Themiste pyroides is a species of unsegmented benthic marine worm in the class Sipuncula, the peanut worms. It occurs in the intertidal zone and shallow water in the western Atlantic Ocean and the northeastern Pacific Ocean. It lives in crevices and under rocks, extending its "crown" of branching tentacles into the surrounding water to feed.

== Description ==
Themiste pyroides is a large peanut worm. It has a cylindrical or spindle-shaped body and an extensible introvert at the tip of which is an elaborate "crown" of branching tentacles. The cuticle is covered by tiny papillae but seems smooth. The introvert is longer than the body and is fully retractable into the body. The crown consists of six dichotomously branching tentacles surrounding the mouth, the branches bearing pinnules, used by the worm for filter feeding (most sipunculids are deposit feeders). The body is yellowish-brown to dark brown, the collar (region of the introvert just below the crown) is smooth and blotched with violet, the tentacles are similarly coloured and the pinnules contain specks of purple pigment. In its fully retracted state, this sipunculid resembles the shape of a peanut kernel, giving the peanut worms their common name.

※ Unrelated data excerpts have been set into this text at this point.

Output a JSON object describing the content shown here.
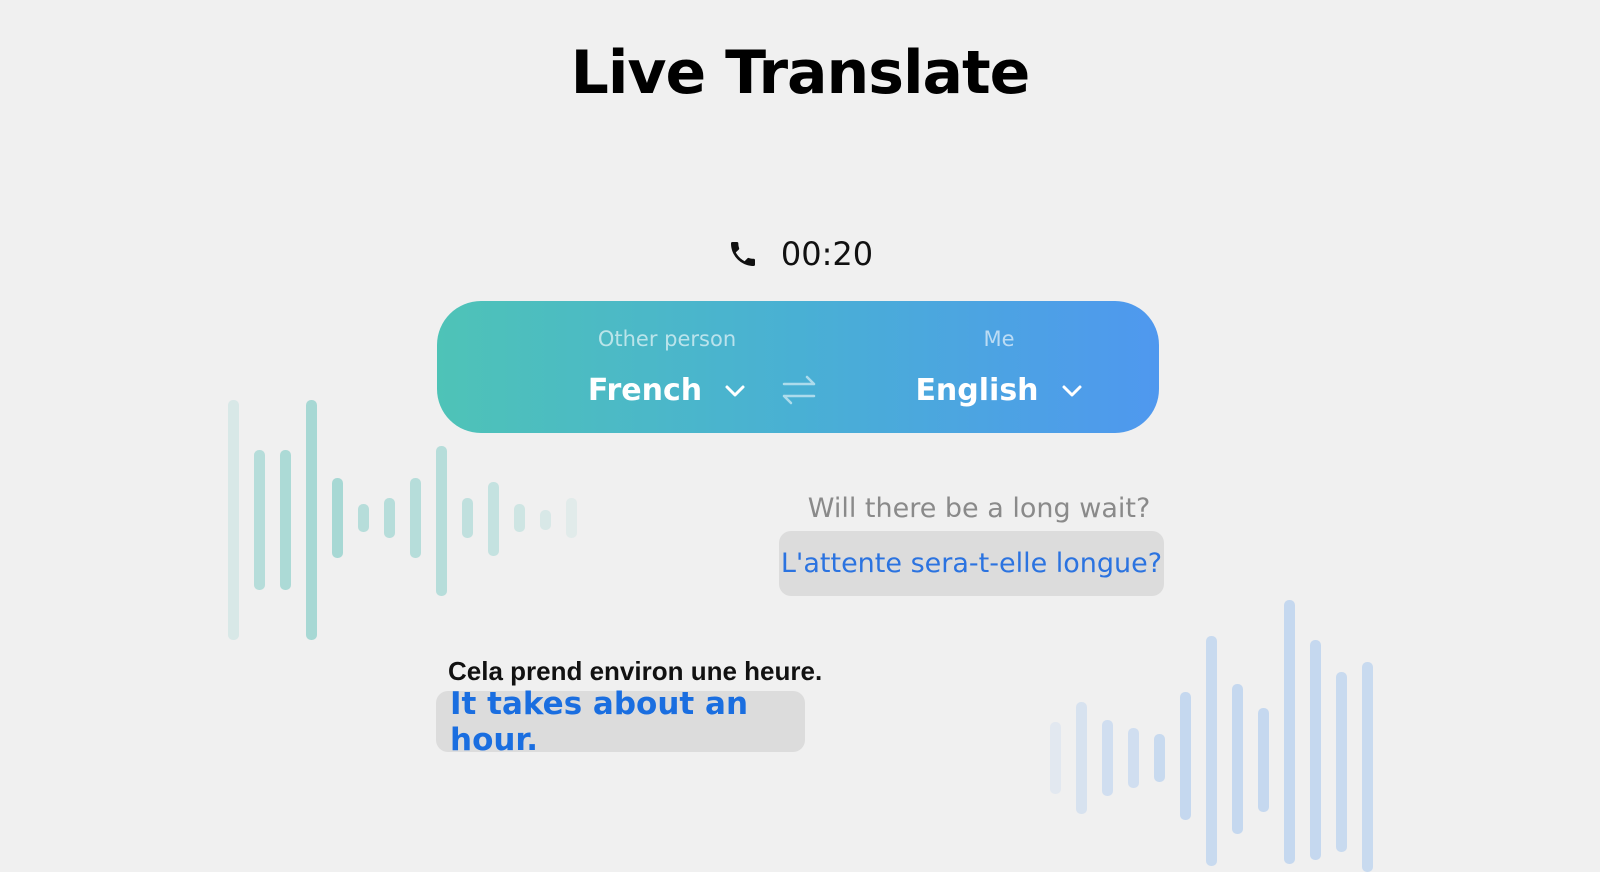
{
  "header": {
    "title": "Live Translate"
  },
  "call": {
    "duration": "00:20",
    "icon": "phone-icon"
  },
  "language_bar": {
    "other": {
      "role": "Other person",
      "language": "French"
    },
    "me": {
      "role": "Me",
      "language": "English"
    },
    "swap_icon": "swap-icon",
    "gradient_colors": [
      "#4ec3b7",
      "#4f98ef"
    ]
  },
  "conversation": {
    "outgoing": {
      "original": "Will there be a long wait?",
      "translation": "L'attente sera-t-elle longue?"
    },
    "incoming": {
      "original": "Cela prend environ une heure.",
      "translation": "It takes about an hour."
    }
  },
  "colors": {
    "background": "#f0f0f0",
    "translation_text": "#1a6ee0",
    "wave_left": "#8fd0cb",
    "wave_right": "#a8c8ef"
  }
}
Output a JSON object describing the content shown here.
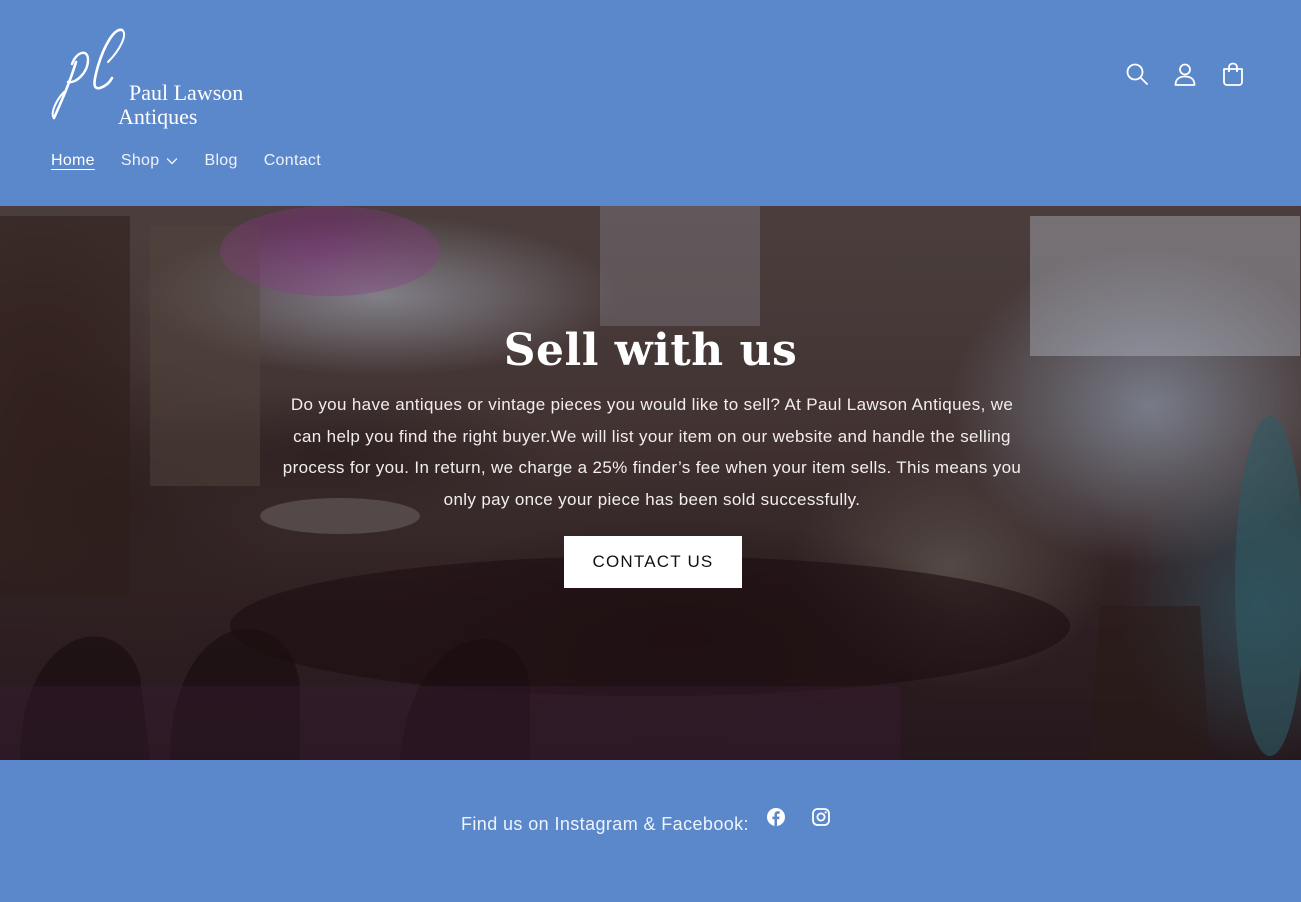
{
  "brand": {
    "monogram": "pl",
    "name_line1": "Paul Lawson",
    "name_line2": "Antiques"
  },
  "header": {
    "icons": [
      "search-icon",
      "account-icon",
      "cart-icon"
    ]
  },
  "nav": {
    "items": [
      {
        "label": "Home",
        "active": true
      },
      {
        "label": "Shop",
        "has_dropdown": true
      },
      {
        "label": "Blog"
      },
      {
        "label": "Contact"
      }
    ]
  },
  "hero": {
    "title": "Sell with us",
    "body": "Do you have antiques or vintage pieces you would like to sell? At Paul Lawson Antiques, we can help you find the right buyer.We will list your item on our website and handle the selling process for you. In return, we charge a 25% finder’s fee when your item sells. This means you only pay once your piece has been sold successfully.",
    "button_label": "CONTACT US"
  },
  "footer": {
    "social_text": "Find us on Instagram & Facebook:",
    "social_icons": [
      "facebook-icon",
      "instagram-icon"
    ]
  },
  "colors": {
    "brand_blue": "#5b87cb",
    "button_bg": "#ffffff",
    "button_text": "#121212"
  }
}
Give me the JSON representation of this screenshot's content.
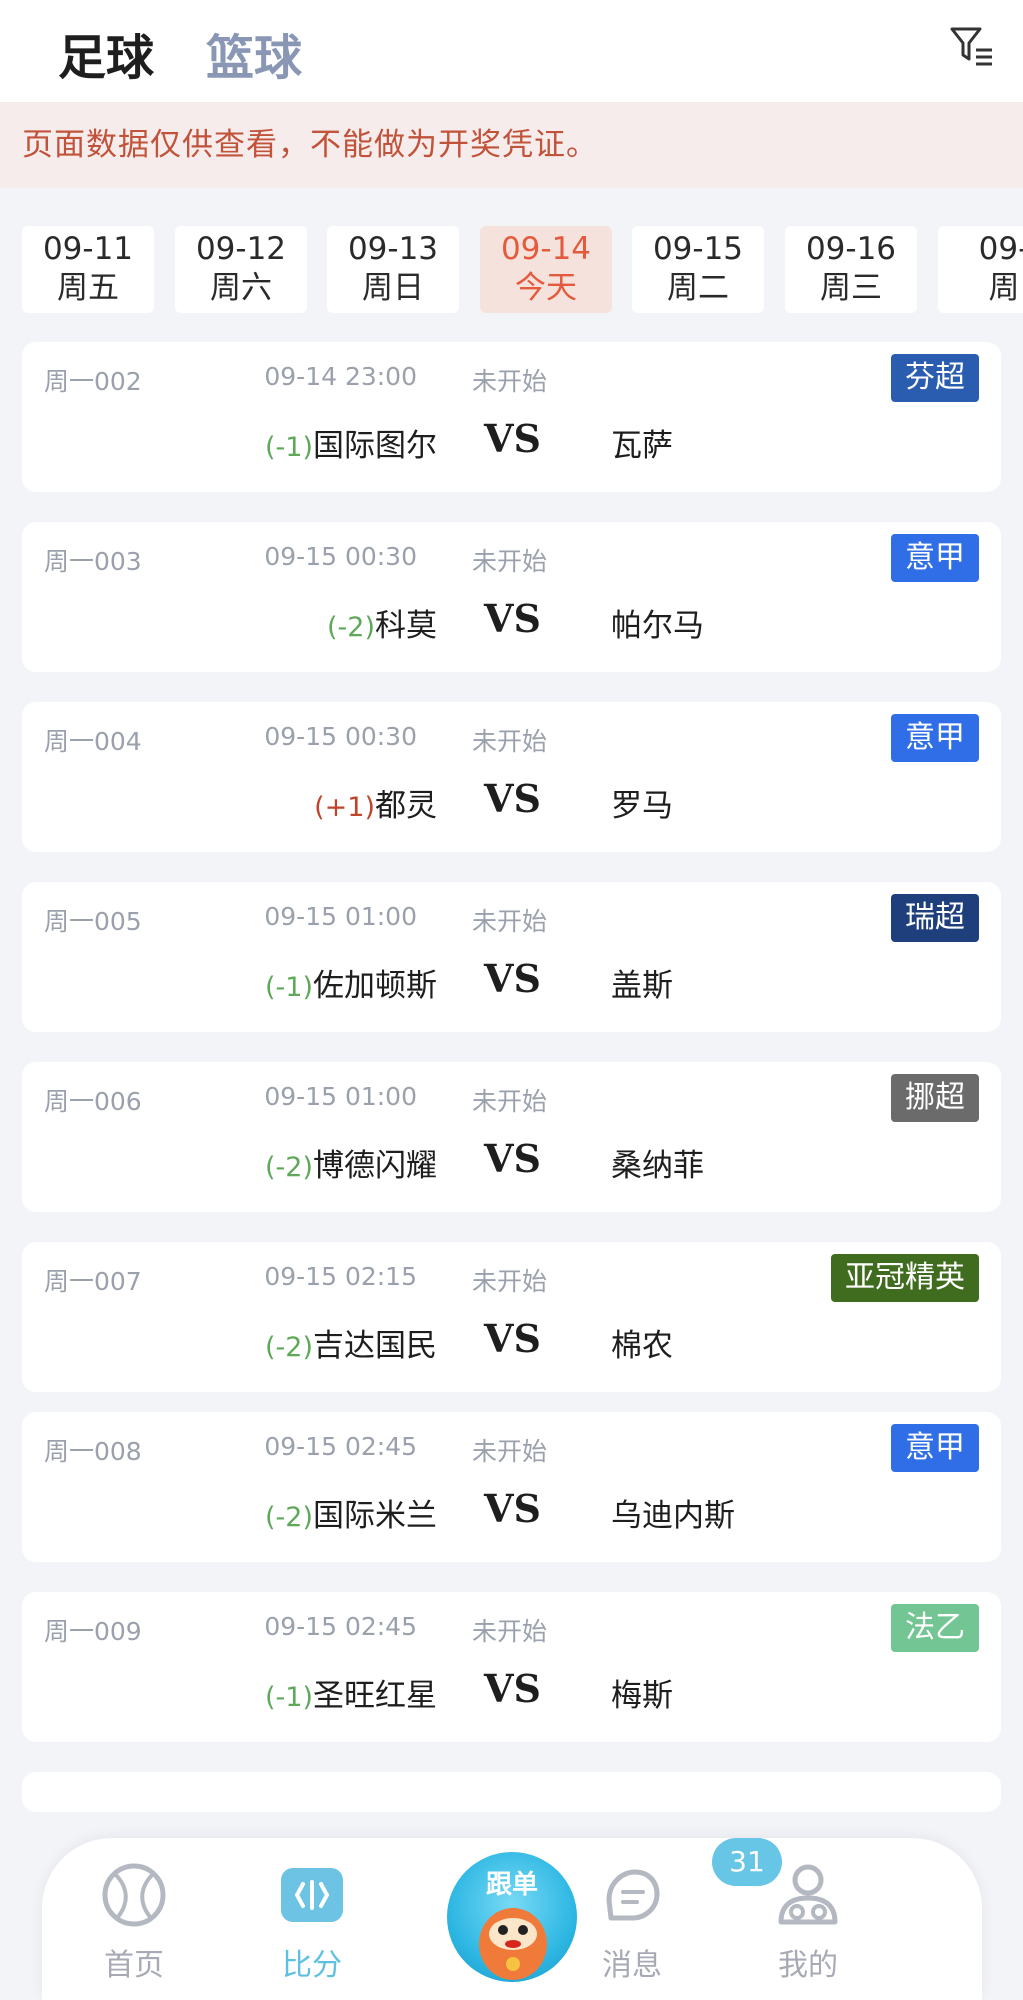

== Distribution and habitat ==
Themiste pyroides is found in the northeastern Pacific Ocean, in the waters around Japan, Alaska, the United States and Mexico, and in the western Atlantic Ocean. It conceals itself, living in cracks in the rock, under stones and boulders, in clusters of bivalve molluscs and among the rhizomes of Phyllospadix iwatensis. It occurs from the intertidal zone down to about 36 m.

== Ecology ==
The breeding behaviour in this species is unusual in that swarming occurs; adult males and females congregate among the rocks forming dense masses before releasing their gametes into the water. After fertilisation, the embryos develop into trochophore larvae. These drift in the plankton, before settling on the seabed and undergoing metamorphosis into juvenile worms.